While the Commission should be applauded for resisting market intervention it is partly the Commission’s mismanagement of the scheme, through the overly generous allocation of free allowances to industry, that has created the current problems. If it had stress-tested the scheme against a potential severe economic downturn the scheme would probably have had a more conservative allowance allocation policy.

Few would disagree that a price floor would provide the market with more certainty on the downside and would stop the cap-and-trade scheme from being discredited as an emission reduction and green economy investment vehicle. But equally, it is right that the limitations of a cap-and-trade scheme are made transparent now, and before the carbon trading proponents seek to sell in carbon markets as the primary mechanism for achieving a global green economy.

It is now clear that without any interventions, ie through providing an implicit or explicit price corridor, a carbon market will not reliably provide the requisite price signals for future clean energy investment. This is not slur on free markets; it is simply a fact that in a free market the price can move, in theory, between zero and infinity.

Some proponents of an EU ETS price floor argue that it could be implemented by setting a minimum auction price for allowances, with member state governments buying the auctions back if the price fell below the minimum price level. Others believe that carbon prices should be maintained within a price corridor through a flexible distribution of allowances, arguing that the use of price corridors in cap-and-trade schemes would encourage other regions to introduce them as part of a new global climate deal.

Unfortunately for the pro-market interventionists, a member state agreement has already been reached on the third phase of the EU ETS, commencing January 2013, and the EU ETS is too entrenched in European policy to be backtracked. Some analysts believe that a price floor would not only be technically very difficult to implement, it might even be impossible in today’s political economy because governments would need to find the money for it.

The problem faced, therefore, is straightforward; the market needs some downside price certainty, ideally provided by a price floor, but should remain free from intervention. And the solution is also straightforward.

According to respected energy economist Dieter Helm, the most efficient way to introduce a price floor is through a carbon tax, and he is right. A carbon tax would resolve the problems of a falling carbon price, as derived by the carbon market, and could be set for a long-term period thus providing investors with some much needed long-term price certainty.
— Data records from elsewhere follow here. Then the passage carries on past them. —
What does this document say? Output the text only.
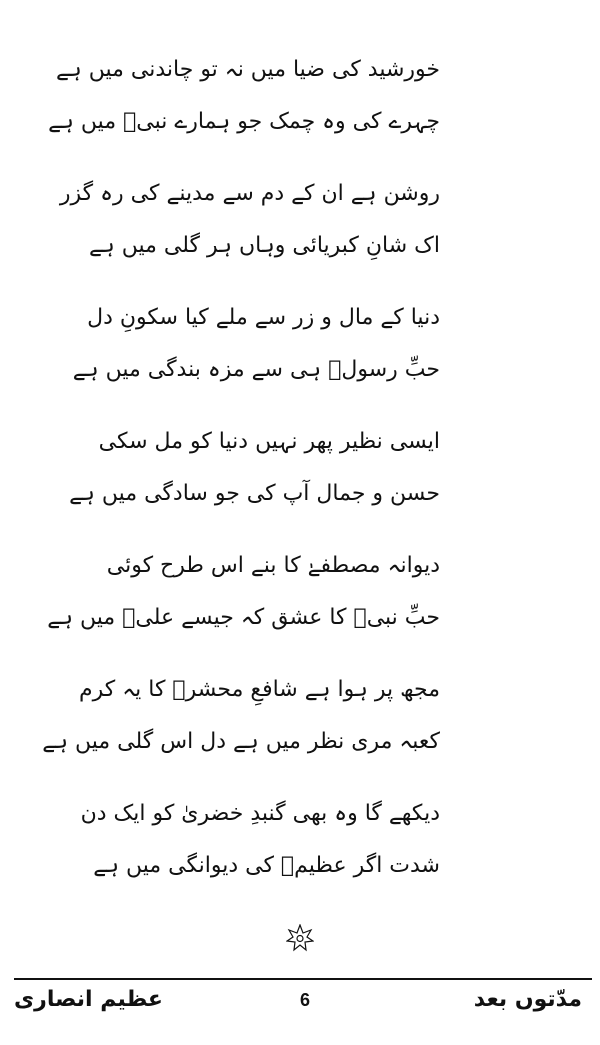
خورشید کی ضیا میں نہ تو چاندنی میں ہے
چہرے کی وہ چمک جو ہمارے نبیؐ میں ہے
روشن ہے ان کے دم سے مدینے کی رہ گزر
اک شانِ کبریائی وہاں ہر گلی میں ہے
دنیا کے مال و زر سے ملے کیا سکونِ دل
حبِّ رسولؐ ہی سے مزہ بندگی میں ہے
ایسی نظیر پھر نہیں دنیا کو مل سکی
حسن و جمال آپ کی جو سادگی میں ہے
دیوانہ مصطفےٰ کا بنے اس طرح کوئی
حبِّ نبیؐ کا عشق کہ جیسے علیؓ میں ہے
مجھ پر ہوا ہے شافعِ محشرؐ کا یہ کرم
کعبہ مری نظر میں ہے دل اس گلی میں ہے
دیکھے گا وہ بھی گنبدِ خضریٰ کو ایک دن
شدت اگر عظیمؔ کی دیوانگی میں ہے
عظیم انصاری	6	مدّتوں بعد
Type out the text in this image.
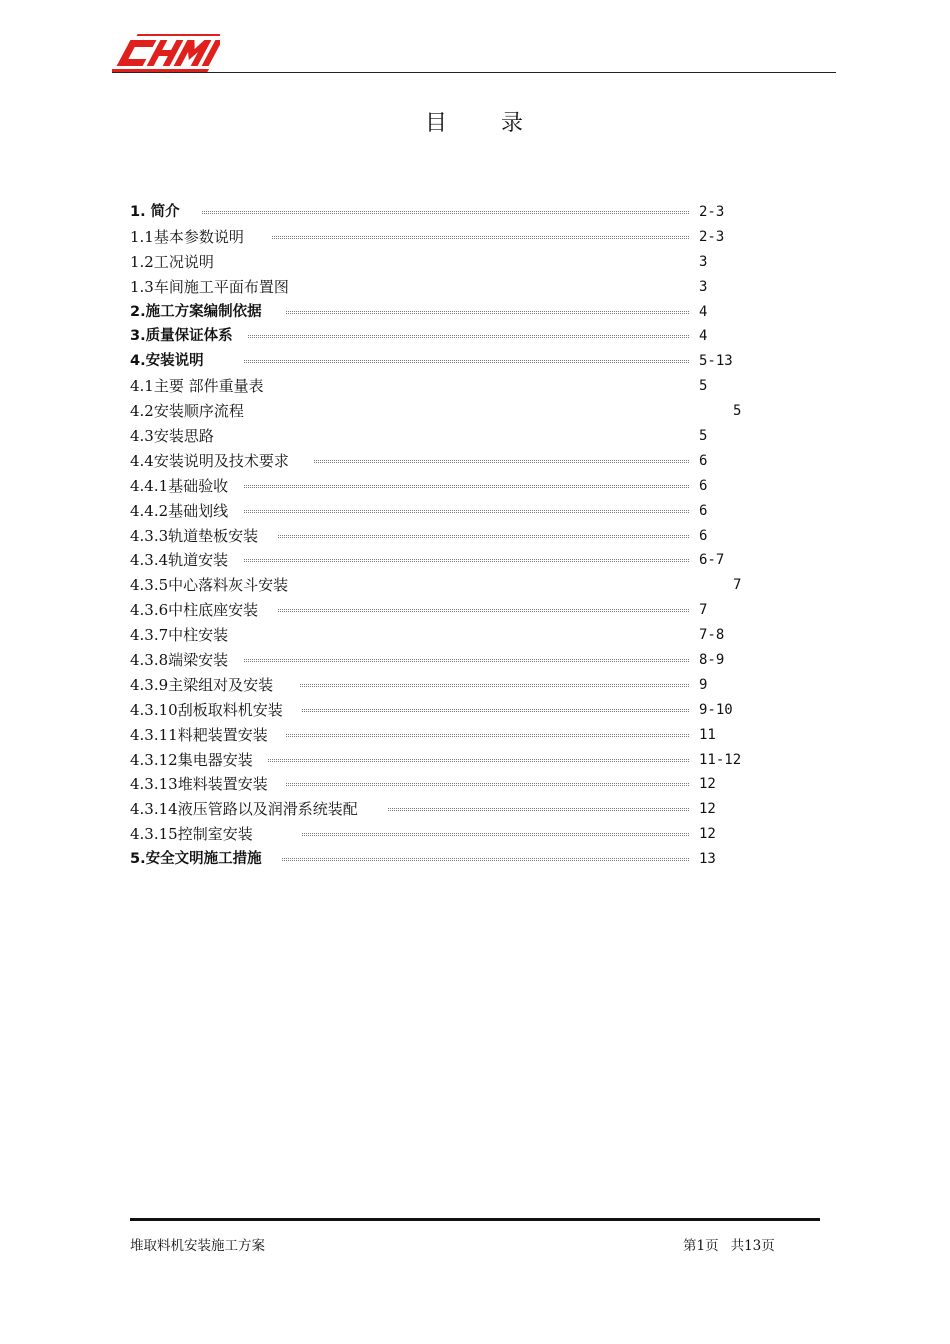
目 录
1. 简介	2-3
1.1基本参数说明	2-3
1.2工况说明	3
1.3车间施工平面布置图	3
2.施工方案编制依据	4
3.质量保证体系	4
4.安装说明	5-13
4.1主要 部件重量表	5
4.2安装顺序流程	5
4.3安装思路	5
4.4安装说明及技术要求	6
4.4.1基础验收	6
4.4.2基础划线	6
4.3.3轨道垫板安装	6
4.3.4轨道安装	6-7
4.3.5中心落料灰斗安装	7
4.3.6中柱底座安装	7
4.3.7中柱安装	7-8
4.3.8端梁安装	8-9
4.3.9主梁组对及安装	9
4.3.10刮板取料机安装	9-10
4.3.11料耙装置安装	11
4.3.12集电器安装	11-12
4.3.13堆料装置安装	12
4.3.14液压管路以及润滑系统装配	12
4.3.15控制室安装	12
5.安全文明施工措施	13
堆取料机安装施工方案	第1页 共13页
Carbon trading is still in its infancy and if it is to mature the market has to learn from its mistakes. While cap-and-trade schemes will continue to play an important role in climate change mitigation the current economic downturn has illustrated the shortcomings of relying on a free carbon market. The only way to guarantee the twin objectives of investor certainty and emission reduction incentives is through carbon taxation.

That being so, the new challenge for policymakers is to merge the taxation and trading mechanisms to provide an efficient and effective carbon abatement market mechanism.